Na opinião de Joon-Il Jun, esta foi uma descoberta surpreendente dado que se acreditava que a senescência ocorria na células com danos no DNA para impedir que estas proliferassem e, eventualmente, se tornassem cancerosas.

 

O estudo, publicado no “Nature Cell Biology”, também demonstrou que a CCN1 era a proteína responsável pela activação da senescência dos fibroblastos.

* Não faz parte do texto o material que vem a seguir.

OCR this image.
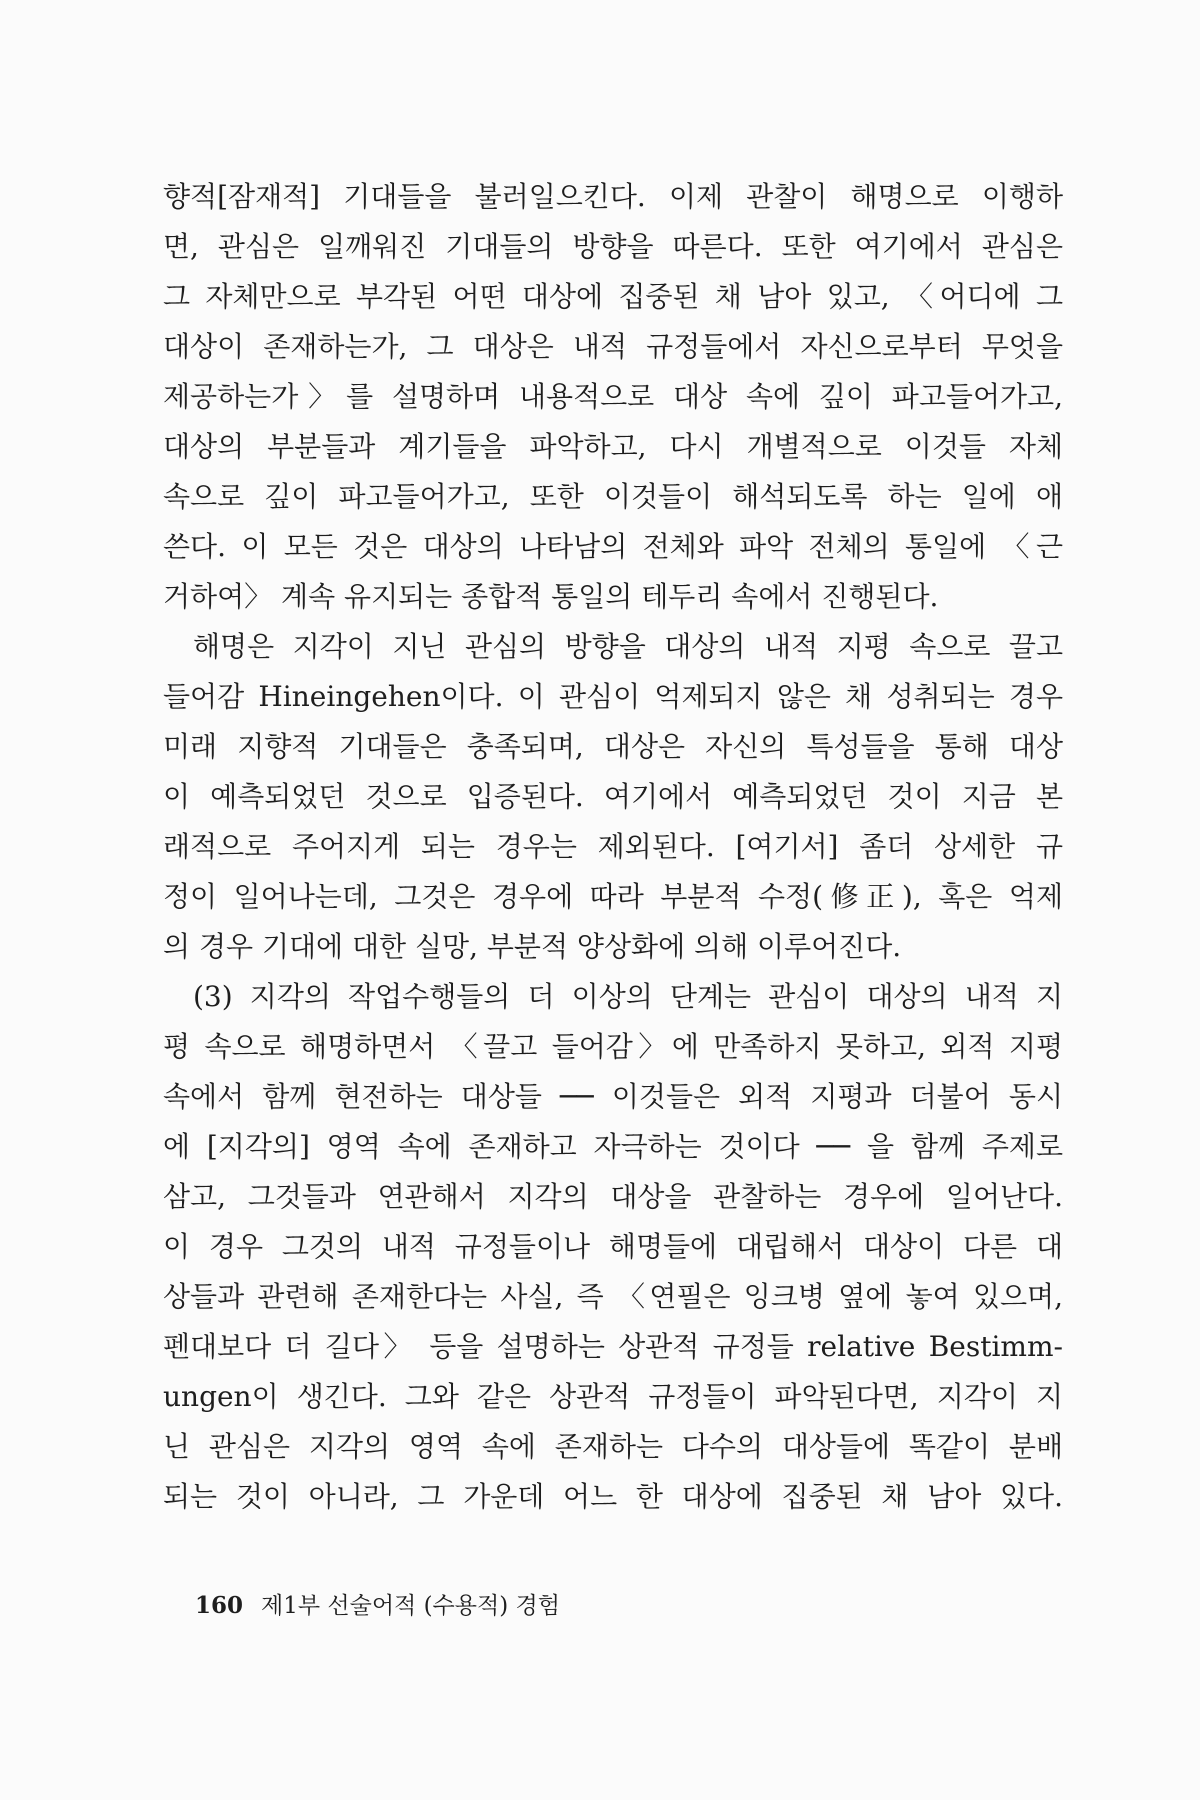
향적[잠재적] 기대들을 불러일으킨다. 이제 관찰이 해명으로 이행하
면, 관심은 일깨워진 기대들의 방향을 따른다. 또한 여기에서 관심은
그 자체만으로 부각된 어떤 대상에 집중된 채 남아 있고, 〈어디에 그
대상이 존재하는가, 그 대상은 내적 규정들에서 자신으로부터 무엇을
제공하는가〉를 설명하며 내용적으로 대상 속에 깊이 파고들어가고,
대상의 부분들과 계기들을 파악하고, 다시 개별적으로 이것들 자체
속으로 깊이 파고들어가고, 또한 이것들이 해석되도록 하는 일에 애
쓴다. 이 모든 것은 대상의 나타남의 전체와 파악 전체의 통일에 〈근
거하여〉 계속 유지되는 종합적 통일의 테두리 속에서 진행된다.
해명은 지각이 지닌 관심의 방향을 대상의 내적 지평 속으로 끌고
들어감 Hineingehen이다. 이 관심이 억제되지 않은 채 성취되는 경우
미래 지향적 기대들은 충족되며, 대상은 자신의 특성들을 통해 대상
이 예측되었던 것으로 입증된다. 여기에서 예측되었던 것이 지금 본
래적으로 주어지게 되는 경우는 제외된다. [여기서] 좀더 상세한 규
정이 일어나는데, 그것은 경우에 따라 부분적 수정(修正), 혹은 억제
의 경우 기대에 대한 실망, 부분적 양상화에 의해 이루어진다.
(3) 지각의 작업수행들의 더 이상의 단계는 관심이 대상의 내적 지
평 속으로 해명하면서 〈끌고 들어감〉에 만족하지 못하고, 외적 지평
속에서 함께 현전하는 대상들 ── 이것들은 외적 지평과 더불어 동시
에 [지각의] 영역 속에 존재하고 자극하는 것이다 ── 을 함께 주제로
삼고, 그것들과 연관해서 지각의 대상을 관찰하는 경우에 일어난다.
이 경우 그것의 내적 규정들이나 해명들에 대립해서 대상이 다른 대
상들과 관련해 존재한다는 사실, 즉 〈연필은 잉크병 옆에 놓여 있으며,
펜대보다 더 길다〉 등을 설명하는 상관적 규정들 relative Bestimm-
ungen이 생긴다. 그와 같은 상관적 규정들이 파악된다면, 지각이 지
닌 관심은 지각의 영역 속에 존재하는 다수의 대상들에 똑같이 분배
되는 것이 아니라, 그 가운데 어느 한 대상에 집중된 채 남아 있다.
160 제1부 선술어적 (수용적) 경험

Os investigadores mostraram que, nos ratinhos que apresentavam uma forma não funcional da CCN1, os fibroblastos não se tornavam senescentes e não se desenvolvia excesso de tecido de cicatrização na ferida.

 

Na opinião dos autores do estudo, as descobertas de que a senescência é uma resposta normal à cicatrização de feridas na pele, que ela tem uma função antifibrótica e que a CCN1 é a proteína que controla este processo pode ser importante para compreender uma vasta gama de condições patológicas relacionadas com o tecido cicatricial. "Por exemplo, a lesão crónica do fígado devido a inúmeras causas, nomeadamente infecções virais, alcoolismo, diabetes e obesidade, leva à fibrose e pode progredir para cirrose", revelou o responsável pelo estudo, Lester Lau. "Após um enfarte agudo do miocárdio, a acumulação de tecido cicatricial no coração diminui a sua capacidade de bombear sangue eficientemente."

 

Assim, a capacidade de controlar a formação de tecido cicatricial ou fibrose tem implicações importantes em futuras terapias para o tratamento de distúrbios de cicatrização, incluindo danos em órgãos onde o tecido funcional é substituído por tecido cicatricial, acrescentou o investigador.